While most people (over 90%) respond well to management strategies, for those who don’t, there are surgical treatments that can help. One treatment approach focuses on improving pressure in the middle ear. Another approach focuses on destroying the balance system in the affected ear. This approach is designed to prevent abnormal signals from reaching the brain, thereby eliminating symptoms. Generally, this approach is reserved for end-stage patients, whose symptoms are debilitating and usually have no hearing remaining.
Endolymphatic sac decompression
To decrease pressure buildup of the endolymph (inner ear fluid), this procedure removes a portion of the bone that encases the fluid reservoir, allowing the sac to expand, thereby dissipating the pressure. There is a small risk of permanent hearing loss, but that risk is relatively low. About two-thirds of patients are helped in the short-term, but they may need additional procedures in the long-term.
This procedure selectively destroys the balance portion of the inner ear by injecting a medication (gentamicin) into the middle ear through the eardrum. If one injection doesn’t improve symptoms, you may need a series of them. The procedure can be done on an outpatient basis without use of a general anesthetic. Following the procedure, you may experience increased imbalance. Exercises can help the good ear’s balance system to compensate for the loss in your bad ear. Hearing loss is also a risk factor.
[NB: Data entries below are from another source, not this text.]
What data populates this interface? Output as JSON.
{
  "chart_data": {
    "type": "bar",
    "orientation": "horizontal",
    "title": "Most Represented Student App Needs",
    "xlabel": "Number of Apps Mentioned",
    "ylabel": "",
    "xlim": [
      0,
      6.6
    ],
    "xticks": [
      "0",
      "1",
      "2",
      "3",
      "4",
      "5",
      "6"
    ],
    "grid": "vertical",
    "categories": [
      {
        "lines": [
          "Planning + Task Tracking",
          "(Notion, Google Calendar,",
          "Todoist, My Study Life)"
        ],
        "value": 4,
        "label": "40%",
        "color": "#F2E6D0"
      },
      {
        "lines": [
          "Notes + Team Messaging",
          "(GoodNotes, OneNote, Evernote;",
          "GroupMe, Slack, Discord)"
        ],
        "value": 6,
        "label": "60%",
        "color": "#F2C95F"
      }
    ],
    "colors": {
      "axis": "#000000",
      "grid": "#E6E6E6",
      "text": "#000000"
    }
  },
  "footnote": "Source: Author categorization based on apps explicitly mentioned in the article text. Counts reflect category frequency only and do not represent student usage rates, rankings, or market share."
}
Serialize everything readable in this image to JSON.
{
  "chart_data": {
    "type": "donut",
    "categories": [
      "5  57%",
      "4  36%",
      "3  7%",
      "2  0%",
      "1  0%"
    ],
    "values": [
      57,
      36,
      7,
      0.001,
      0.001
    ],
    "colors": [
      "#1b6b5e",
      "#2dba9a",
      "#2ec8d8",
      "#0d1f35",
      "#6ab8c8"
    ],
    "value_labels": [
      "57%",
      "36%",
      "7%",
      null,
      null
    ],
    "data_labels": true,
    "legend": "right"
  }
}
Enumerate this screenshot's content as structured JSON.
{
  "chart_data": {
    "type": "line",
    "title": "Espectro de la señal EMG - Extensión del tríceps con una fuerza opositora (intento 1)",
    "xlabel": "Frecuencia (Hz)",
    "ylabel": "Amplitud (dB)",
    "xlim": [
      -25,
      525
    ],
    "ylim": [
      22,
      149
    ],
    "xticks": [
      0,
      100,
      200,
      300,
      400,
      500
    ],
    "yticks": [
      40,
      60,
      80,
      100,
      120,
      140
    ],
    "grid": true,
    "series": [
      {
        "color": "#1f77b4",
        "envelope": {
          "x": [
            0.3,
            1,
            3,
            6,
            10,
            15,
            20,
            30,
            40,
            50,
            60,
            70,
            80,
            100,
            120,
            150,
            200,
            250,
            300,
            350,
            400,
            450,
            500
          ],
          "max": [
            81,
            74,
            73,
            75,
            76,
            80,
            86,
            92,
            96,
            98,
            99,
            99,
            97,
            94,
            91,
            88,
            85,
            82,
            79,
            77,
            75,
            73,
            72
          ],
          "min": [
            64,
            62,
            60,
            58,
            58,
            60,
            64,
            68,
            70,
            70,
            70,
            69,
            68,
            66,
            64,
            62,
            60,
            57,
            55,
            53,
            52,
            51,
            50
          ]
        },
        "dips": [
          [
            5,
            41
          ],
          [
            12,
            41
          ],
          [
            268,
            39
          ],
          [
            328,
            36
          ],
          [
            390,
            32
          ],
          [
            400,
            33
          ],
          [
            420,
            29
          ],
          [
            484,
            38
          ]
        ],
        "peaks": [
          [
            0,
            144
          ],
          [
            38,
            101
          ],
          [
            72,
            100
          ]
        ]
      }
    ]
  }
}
Performed under general anesthesia, which requires a hospital stay, this surgical procedure removes the entire hearing and balance organ on the affected ear. Although this is the most definitive procedure for eliminating vertigo attacks, your hearing will also be permanently lost, so this procedure is reserved only for those without useful hearing. Your remaining ear provides hearing and balance as long as it remains unaffected by Ménière’s or other conditions. You may experience increased imbalance after surgery, but balance exercises or therapy can help with that.
Vestibular Nerve Section
For patients who still have useful hearing, but for whom debilitating vertigo hasn’t responded to prior therapy, this surgical procedure cuts the balance nerve on the affected side while preserving the hearing nerve. To access the nerve, the procedure requires a craniotomy, which is the removal of part of the skull that is replaced at the end of the procedure.